Living Resurrected Life
Apr 23, 2014 | 513 views | 0 0 comments | 104 104 recommendations | email to a friend | print
Resurrection is a mystery. It has always been a mystery. It was a mystery to the first followers of Jesus. Something happened on Easter. Somehow those women and the others were changed from mourners to messengers of Good News! (Matthew 28:1-10)

And the disciples — Jesus’ closest friends and followers who abandoned Jesus as he drew closer the cross; they came back together and lived their lives with resurrected courage.

They began to heal and to teach and to feed and to feel, in the name of Jesus, empowered!

In all four Gospel accounts, Christian community began at the place of impossible probability: the empty tomb.
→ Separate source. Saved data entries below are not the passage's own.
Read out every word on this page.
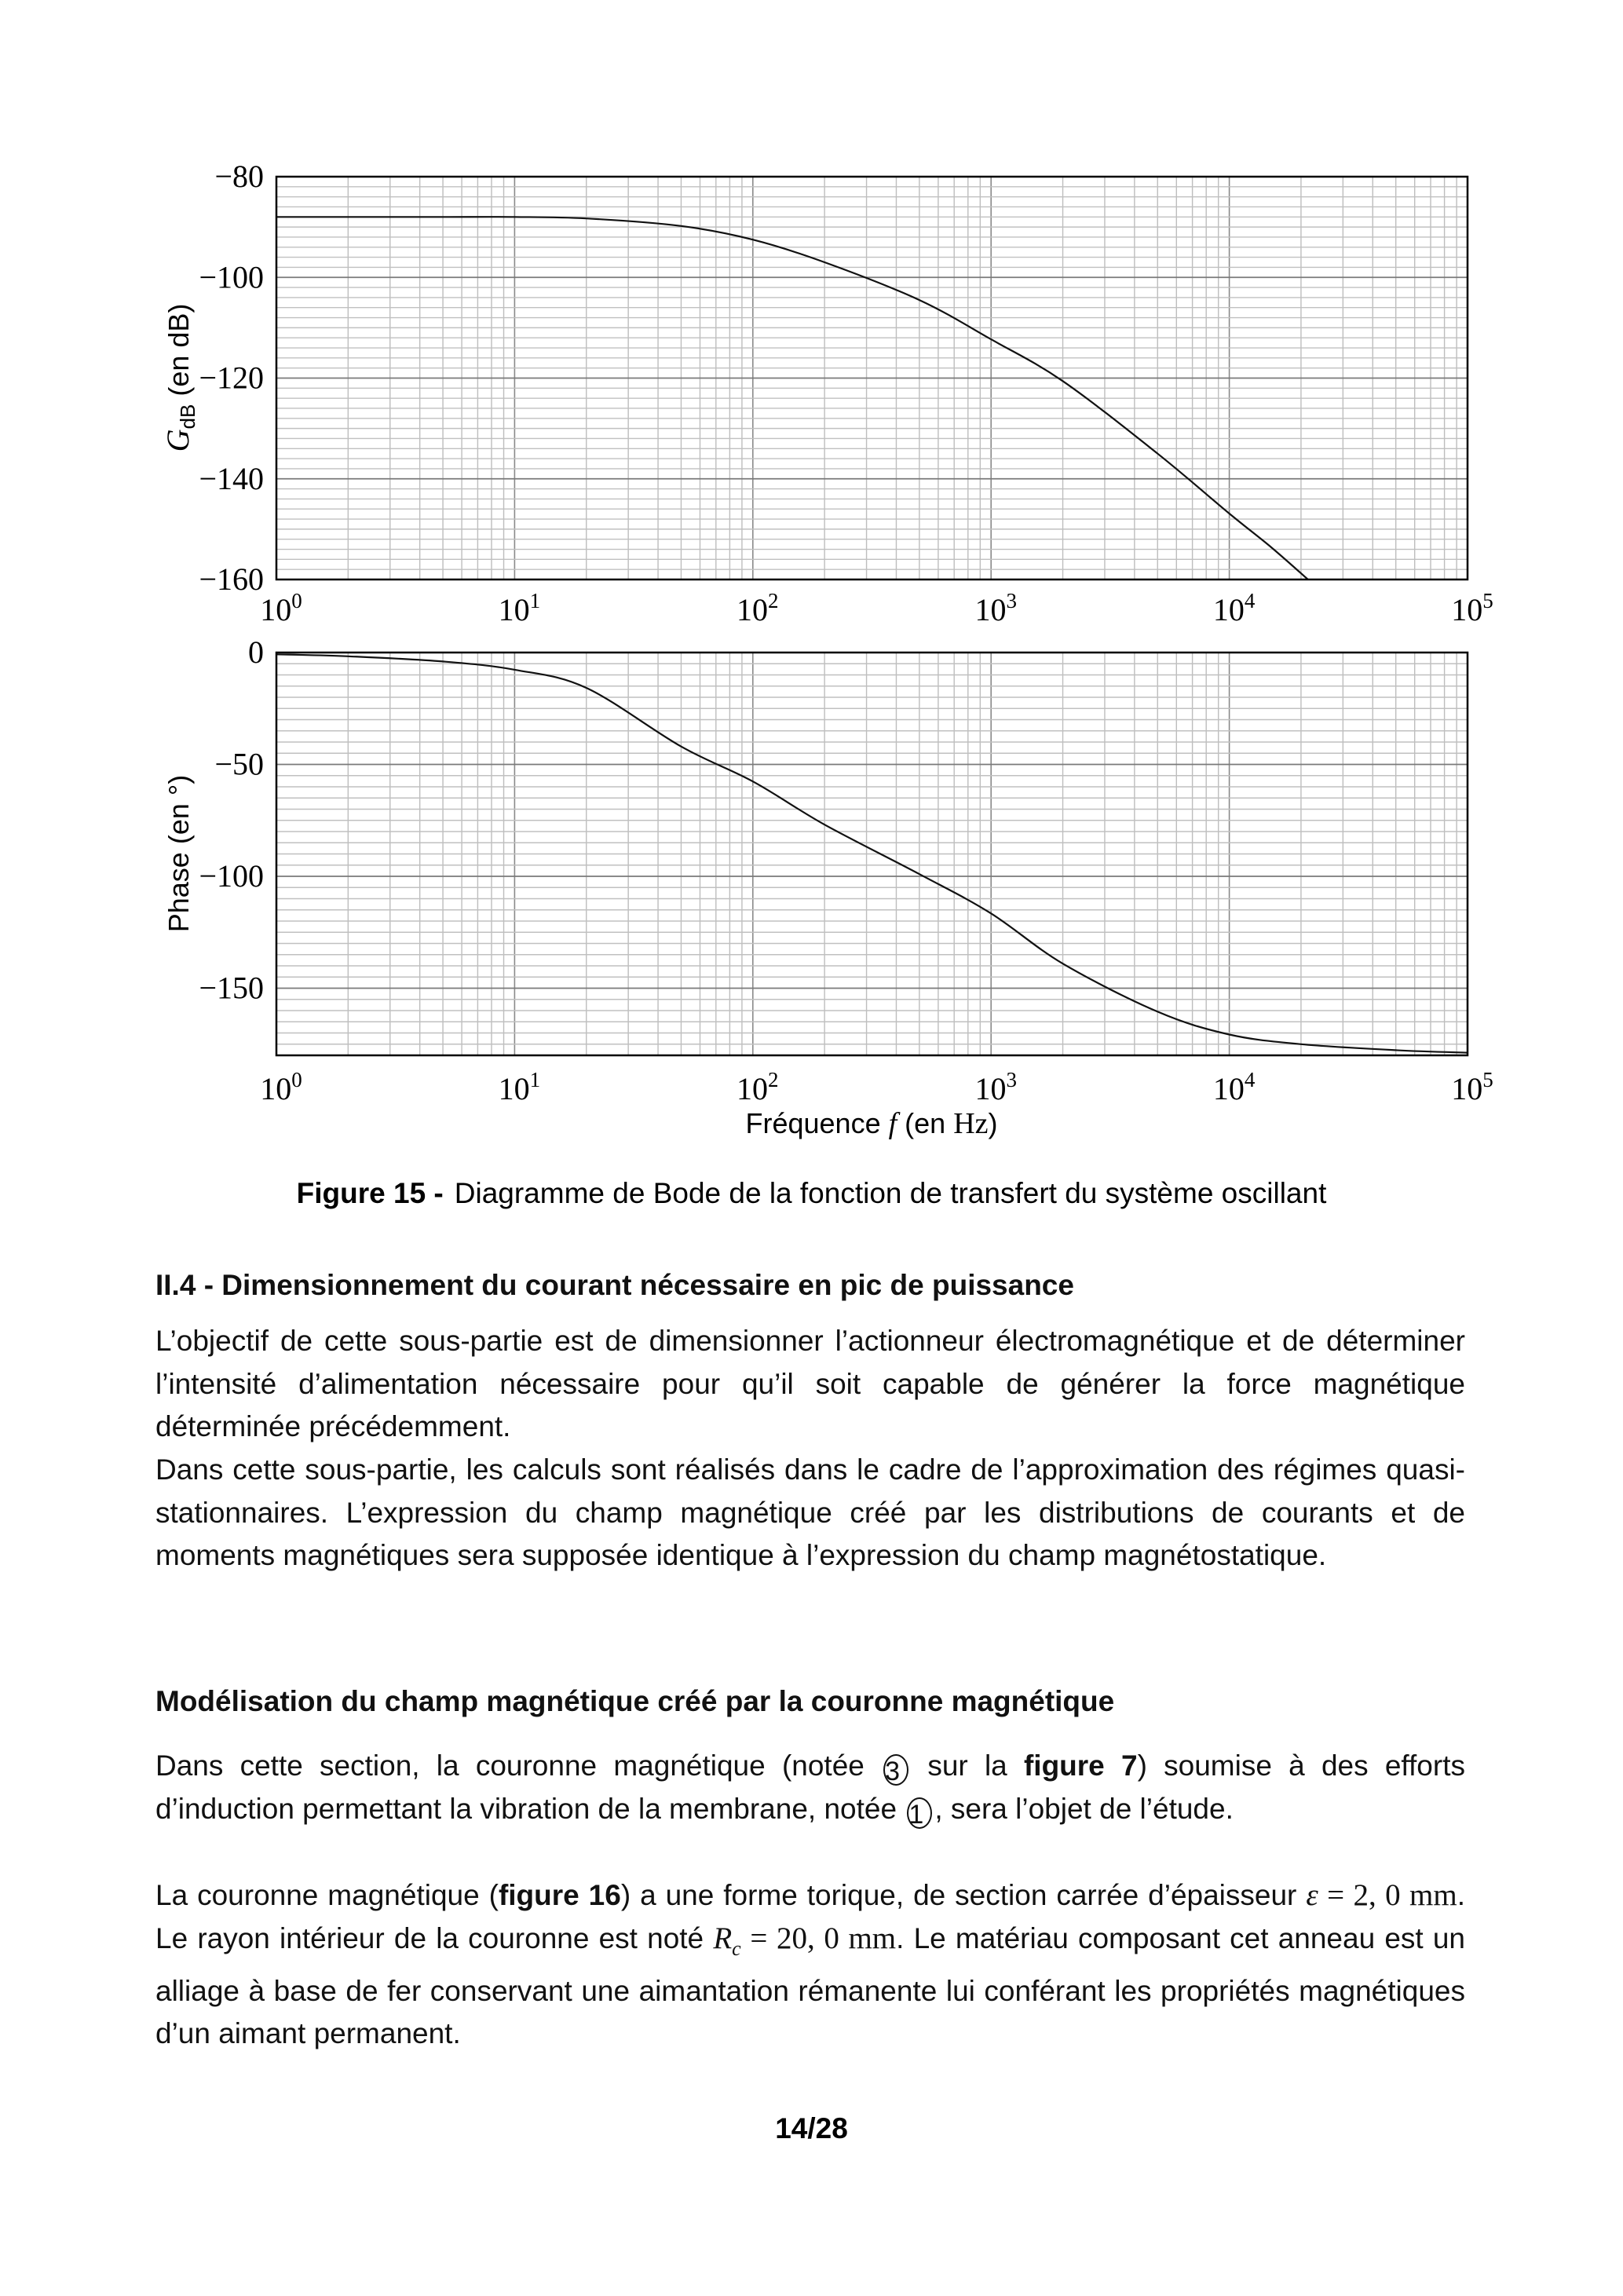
−80
−100
−120
−140
−160
0
−50
−100
−150
$10^0$	$10^1$	$10^2$	$10^3$	$10^4$	$10^5$
$10^0$	$10^1$	$10^2$	$10^3$	$10^4$	$10^5$
$G_{dB}$ (en dB)
Phase (en °)
Fréquence f (en Hz)
Figure 15 - Diagramme de Bode de la fonction de transfert du système oscillant
II.4 - Dimensionnement du courant nécessaire en pic de puissance
L’objectif de cette sous-partie est de dimensionner l’actionneur électromagnétique et de déterminer l’intensité d’alimentation nécessaire pour qu’il soit capable de générer la force magnétique déterminée précédemment.
Dans cette sous-partie, les calculs sont réalisés dans le cadre de l’approximation des régimes quasi-stationnaires. L’expression du champ magnétique créé par les distributions de courants et de moments magnétiques sera supposée identique à l’expression du champ magnétostatique.
Modélisation du champ magnétique créé par la couronne magnétique
Dans cette section, la couronne magnétique (notée 3 sur la figure 7) soumise à des efforts d’induction permettant la vibration de la membrane, notée 1 , sera l’objet de l’étude.
La couronne magnétique (figure 16) a une forme torique, de section carrée d’épaisseur ε = 2, 0 mm. Le rayon intérieur de la couronne est noté $R_c = 20$, 0 mm. Le matériau composant cet anneau est un alliage à base de fer conservant une aimantation rémanente lui conférant les propriétés magnétiques d’un aimant permanent.
14/28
A member of the community I served before was at a major turning point in her life, in a crisis of faith, praying hard, struggling with God’s promise. An image came to her in prayer, not of a stone, but of a wall.
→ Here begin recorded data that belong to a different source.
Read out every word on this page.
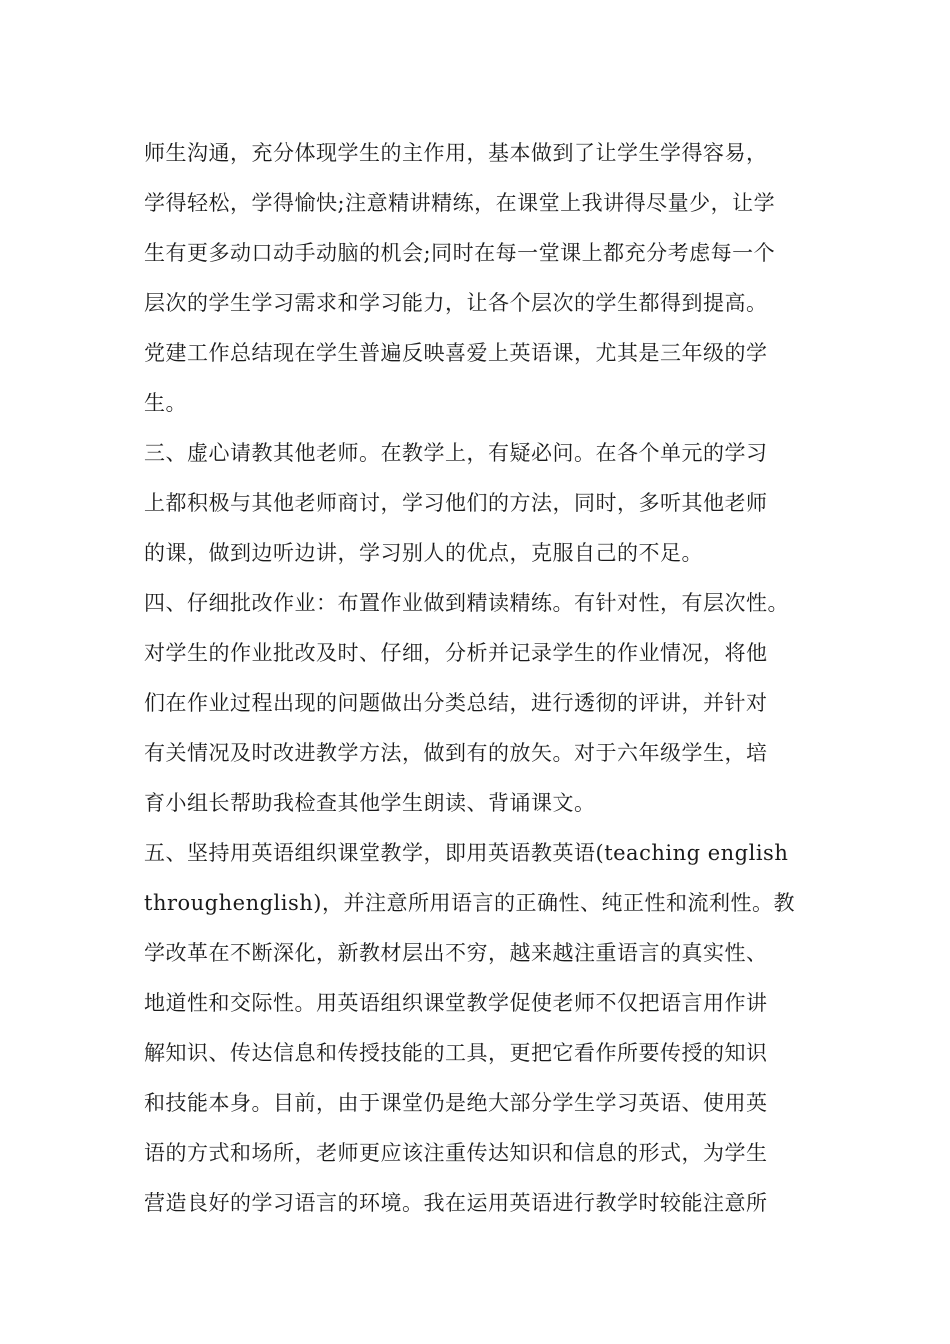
师生沟通，充分体现学生的主作用，基本做到了让学生学得容易，
学得轻松，学得愉快;注意精讲精练，在课堂上我讲得尽量少，让学
生有更多动口动手动脑的机会;同时在每一堂课上都充分考虑每一个
层次的学生学习需求和学习能力，让各个层次的学生都得到提高。
党建工作总结现在学生普遍反映喜爱上英语课，尤其是三年级的学
生。
三、虚心请教其他老师。在教学上，有疑必问。在各个单元的学习
上都积极与其他老师商讨，学习他们的方法，同时，多听其他老师
的课，做到边听边讲，学习别人的优点，克服自己的不足。
四、仔细批改作业：布置作业做到精读精练。有针对性，有层次性。
对学生的作业批改及时、仔细，分析并记录学生的作业情况，将他
们在作业过程出现的问题做出分类总结，进行透彻的评讲，并针对
有关情况及时改进教学方法，做到有的放矢。对于六年级学生，培
育小组长帮助我检查其他学生朗读、背诵课文。
五、坚持用英语组织课堂教学，即用英语教英语(teaching english
throughenglish)，并注意所用语言的正确性、纯正性和流利性。教
学改革在不断深化，新教材层出不穷，越来越注重语言的真实性、
地道性和交际性。用英语组织课堂教学促使老师不仅把语言用作讲
解知识、传达信息和传授技能的工具，更把它看作所要传授的知识
和技能本身。目前，由于课堂仍是绝大部分学生学习英语、使用英
语的方式和场所，老师更应该注重传达知识和信息的形式，为学生
营造良好的学习语言的环境。我在运用英语进行教学时较能注意所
She said, “There was a wall in front of me. I could not see over it or move through it. I climbed and climbed, up and up. But there was no end to the wall. I decided to dig. I dug and dug very deep, but the wall was under the ground.
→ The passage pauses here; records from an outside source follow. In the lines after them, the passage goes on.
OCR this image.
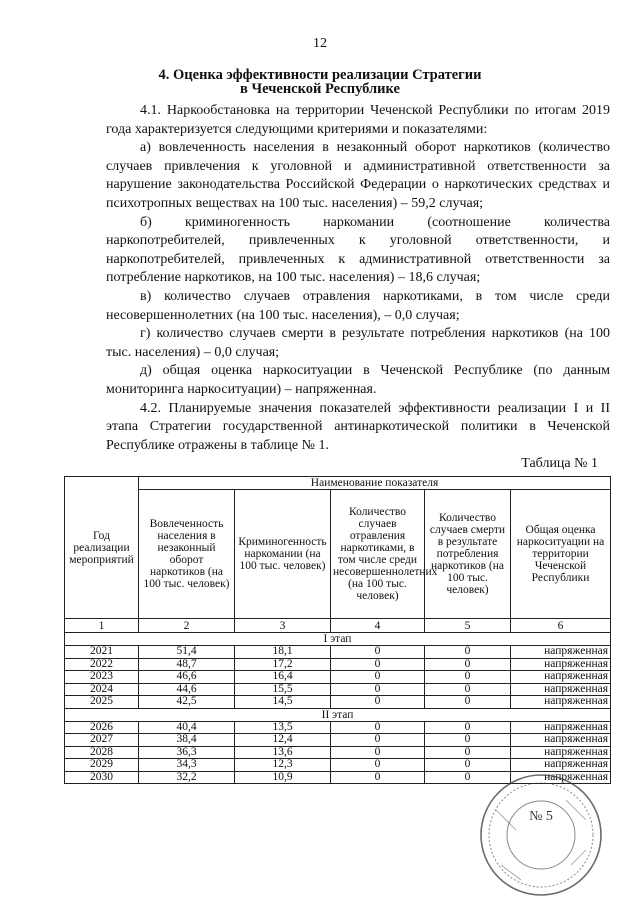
12
4. Оценка эффективности реализации Стратегии
в Чеченской Республике

4.1. Наркообстановка на территории Чеченской Республики по итогам 2019 года характеризуется следующими критериями и показателями:

а) вовлеченность населения в незаконный оборот наркотиков (количество случаев привлечения к уголовной и административной ответственности за нарушение законодательства Российской Федерации о наркотических средствах и психотропных веществах на 100 тыс. населения) – 59,2 случая;

б) криминогенность наркомании (соотношение количества наркопотребителей, привлеченных к уголовной ответственности, и наркопотребителей, привлеченных к административной ответственности за потребление наркотиков, на 100 тыс. населения) – 18,6 случая;

в) количество случаев отравления наркотиками, в том числе среди несовершеннолетних (на 100 тыс. населения), – 0,0 случая;

г) количество случаев смерти в результате потребления наркотиков (на 100 тыс. населения) – 0,0 случая;

д) общая оценка наркоситуации в Чеченской Республике (по данным мониторинга наркоситуации) – напряженная.

4.2. Планируемые значения показателей эффективности реализации I и II этапа Стратегии государственной антинаркотической политики в Чеченской Республике отражены в таблице № 1.

Таблица № 1
Год реализации мероприятий	Наименование показателя				
	Вовлеченность населения в незаконный оборот наркотиков (на 100 тыс. человек)	Криминогенность наркомании (на 100 тыс. человек)	Количество случаев отравления наркотиками, в том числе среди несовершеннолетних (на 100 тыс. человек)	Количество случаев смерти в результате потребления наркотиков (на 100 тыс. человек)	Общая оценка наркоситуации на территории Чеченской Республики
1	2	3	4	5	6
I этап					
2021	51,4	18,1	0	0	напряженная
2022	48,7	17,2	0	0	напряженная
2023	46,6	16,4	0	0	напряженная
2024	44,6	15,5	0	0	напряженная
2025	42,5	14,5	0	0	напряженная
II этап					
2026	40,4	13,5	0	0	напряженная
2027	38,4	12,4	0	0	напряженная
2028	36,3	13,6	0	0	напряженная
2029	34,3	12,3	0	0	напряженная
2030	32,2	10,9	0	0	напряженная
№ 5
“I tried to go around it. I ran to the right side, but could find no way around. I ran to the left side, but could not find it. I took a hammer to break the wall, and as I hammered, the wall began to break apart in places, but I saw there was another wall on the other side of it just as big. Finally, I gave up my effort. I stopped. I cried and prayed. At that moment the wall transformed into God somehow.”

The barrier was removed when she looked; resurrection is a mystery.

There is not one single unified tradition about the resurrection. There is not one unified biblical witness about resurrection. But what all have in common is that lives were transformed, and that communities of healing, hope and hospitality were formed... and still are still prevalent today.

The German philosopher Friedrich Nietzsche once said, “I’d believe in a resurrected Christ if I saw more resurrected Christians walking around.”

When we expect resurrection, when we live it, we risk change and challenge in how Jesus loved others into loving in his consistent crossing of the barriers of culture, gender, disease, class, and status.

Jesus did not teach us specifically what to think as much as he taught and showed us how to live resurrected lives. Let us give thanks for the new life that transformed our lives in surprising ways, for that is the promise we claim as we tell the story and proclaim the mystery.

Christ is risen, indeed!

The Rev. Eun-Joo Myung is the pastor of the Methodist Presbyterian Church. Sermon notes is a column by local religious leaders.